Un an après son arrestation, l’opposant tchadien Succès Masra croupit toujours derrière les barreaux, dans des conditions indignes et sans preuve tangible. Condamné à vingt ans de prison pour un message diffusé en 2023, jugé responsable de violences intercommunautaires deux ans plus tard, son cas soulève une question cruciale : comment un pays se revendiquant démocratique peut-il emprisonner un homme sans fondement juridique ?
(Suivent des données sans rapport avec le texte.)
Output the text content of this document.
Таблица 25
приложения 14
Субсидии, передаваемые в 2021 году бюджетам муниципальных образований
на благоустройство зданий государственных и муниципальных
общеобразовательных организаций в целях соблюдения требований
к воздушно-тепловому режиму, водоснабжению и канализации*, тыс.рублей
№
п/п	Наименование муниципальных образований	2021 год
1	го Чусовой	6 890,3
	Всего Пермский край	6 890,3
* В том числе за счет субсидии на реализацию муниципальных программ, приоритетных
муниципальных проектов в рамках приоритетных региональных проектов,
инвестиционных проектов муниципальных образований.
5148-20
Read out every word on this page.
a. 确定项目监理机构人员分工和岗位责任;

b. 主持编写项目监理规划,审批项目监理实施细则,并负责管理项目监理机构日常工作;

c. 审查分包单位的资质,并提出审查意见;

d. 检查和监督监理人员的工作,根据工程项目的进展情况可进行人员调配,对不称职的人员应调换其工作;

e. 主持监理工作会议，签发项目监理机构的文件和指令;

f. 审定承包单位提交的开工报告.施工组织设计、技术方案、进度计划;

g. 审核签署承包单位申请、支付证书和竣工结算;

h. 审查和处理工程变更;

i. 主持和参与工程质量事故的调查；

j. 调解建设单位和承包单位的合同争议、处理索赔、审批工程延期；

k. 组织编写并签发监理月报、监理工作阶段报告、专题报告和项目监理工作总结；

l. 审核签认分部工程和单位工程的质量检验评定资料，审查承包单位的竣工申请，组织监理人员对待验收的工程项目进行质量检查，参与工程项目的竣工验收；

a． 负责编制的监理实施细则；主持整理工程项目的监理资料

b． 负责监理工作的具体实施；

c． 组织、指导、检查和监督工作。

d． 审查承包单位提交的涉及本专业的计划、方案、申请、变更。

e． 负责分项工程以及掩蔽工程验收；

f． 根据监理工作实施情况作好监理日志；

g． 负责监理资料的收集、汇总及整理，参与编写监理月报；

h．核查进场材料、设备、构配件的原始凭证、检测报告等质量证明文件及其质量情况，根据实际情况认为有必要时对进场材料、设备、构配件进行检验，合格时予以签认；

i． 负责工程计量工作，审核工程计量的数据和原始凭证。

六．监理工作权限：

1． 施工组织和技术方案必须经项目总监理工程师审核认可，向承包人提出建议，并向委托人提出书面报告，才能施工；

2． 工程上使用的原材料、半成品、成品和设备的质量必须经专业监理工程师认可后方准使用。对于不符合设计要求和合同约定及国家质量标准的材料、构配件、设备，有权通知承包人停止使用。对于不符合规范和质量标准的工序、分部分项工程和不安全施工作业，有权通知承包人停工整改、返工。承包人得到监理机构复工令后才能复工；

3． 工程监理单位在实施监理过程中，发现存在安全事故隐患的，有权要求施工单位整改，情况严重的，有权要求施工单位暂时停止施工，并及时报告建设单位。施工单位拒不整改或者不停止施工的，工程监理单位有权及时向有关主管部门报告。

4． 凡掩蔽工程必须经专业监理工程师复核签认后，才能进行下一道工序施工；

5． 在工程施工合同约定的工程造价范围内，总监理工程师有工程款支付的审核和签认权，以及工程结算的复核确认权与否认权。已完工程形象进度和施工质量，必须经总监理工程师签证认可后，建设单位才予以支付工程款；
Une détention sans fondement, une santé en péril
Selon les informations recueillies par sa sœur, Chancelle Masra, résidant en France, Succès Masra souffre de problèmes respiratoires graves. Les analyses médicales requises ne peuvent être réalisées au Tchad, où les conditions de détention sont plus proches de l’isolement punitif que d’un emprisonnement conforme aux droits humains. « Il est enfermé dans une pièce de moins de quinze mètres carrés, sans lumière naturelle, sans lit, sans activité physique, depuis le 16 mai 2025 », dénonce sa sœur. Malgré des pressions internationales, aucune prise en charge médicale adaptée ne lui est accordée.
Un homme privé de ses droits les plus élémentaires
Son isolement est total : ses appareils électroniques lui ont été confisqués, lui interdisant tout contact avec sa famille, y compris son épouse et sa fille. Les visites sont soumises à autorisation, et ses avocats ne peuvent l’approcher que de manière sporadique. Pourtant, il a formellement reconnu sa mère, un droit fondamental rarement accordé dans de telles circonstances.
Une condamnation contestée : l’absence de preuves
En août dernier, Succès Masra a été condamné pour « incitation à la haine et à la violence » à l’issue d’affrontements meurtriers dans le Logone occidental. Pourtant, aucun élément ne prouve son implication. Depuis 2018, à la tête de son parti Les Transformateurs, il n’a cessé de prôner le dialogue et la non-violence. En 2023, il a même signé un accord de paix avec le gouvernement, renonçant à son salaire de Premier ministre pour servir l’intérêt général. « Enfermer un homme pacifique ne résoudra en rien les tensions communautaires », rappelle Chancelle Masra.
Un appel en suspens, une justice sous pression
Son avocat a interjeté appel, mais la date du procès reste inconnue. « Silence radio total de la part des autorités », s’indigne sa sœur. Le climat politique se dégrade au Tchad, où d’autres opposants sont condamnés pour des marches pacifiques. La Cour suprême a dissous des partis, et huit militants du GCAP purgent désormais huit ans de prison pour non-respect d’une décision judiciaire. « Sans liberté d’expression, point de démocratie », martèle Chancelle Masra.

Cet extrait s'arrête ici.